If a `12 kg` object is constantly accelerated from `0m/s` to `4 m/s` over 7 s, how much power musy be applied at `t=1`?

Answer 1

`P(1) = 16/49J/s= 16/49 "Watts"`

Explanation:

Given: Object mass, `m= 12kg`, `v_i=0, v_f=4m/s`

Required: Power applied or use up at `t=1`

Solution Strategy:
a) Kinematic equation to determine the acceleration: `v_f= v_i +at`
b) Find the kinetic energy at any timer `1/2v^2(t)`
c) Calculate Power using: `P(t)= (dW)/dt|_(t=1)=P(1)`

`color(brown)("a)")`
`v(t) = at; v(7)=v_f=4=7a`
`a=4/7 m/s^2` thus
`v(t) = 4/7t`

`color(brown)("b)")` Kinetic energy = Work
`W=1/mv^2(t)= 1/2*(4/7t)^2=8/49t^2`

`color(brown)("c)")` Power, `P= (dW)/dt`
`P(t)= 8/49 (d(t^2))/dt= 16/49t` Evaluate power, `P(t)|_(t=1)=P(1)`
`P(1) = 16/49J/s= 16/49 "Watts"`

Answer 2

`=3.92Js^-1`, rounded to second decimal place.

Explanation:

For constant acceleration, the kinematic expression between velocity, acceleration and time is
`v=u+at`, Inserting given values and solving for acceleration
`4=0+axx7`
or `a=4/7ms^-2`
We know that Force `F=ma`
or `F=12xx4/7=6.86N` rounded to two decimal places.
It is given that during the period acceleration is constant.
Implies that force is also constant during the period.

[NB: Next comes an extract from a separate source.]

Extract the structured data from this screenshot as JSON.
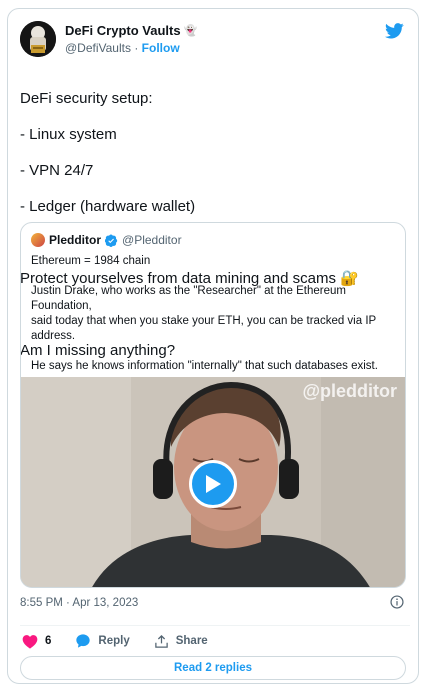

Let the object move through a distance `dx` in time `dt`
Work done `dW=vecF cdotvecds`, if force and distance moved are in the same direction
Power applied `(dw)/(dt)=Fcdot(ds)/dt`
`=Fcdot at`, `( :. (ds)/dt=v)`
Power applied at `t=1`
`=Fcdot at|_(t=1)`

`P|_(t=1)=6.86xx4/7xx1`
`=3.92Js^-1` rounded to second decimal place.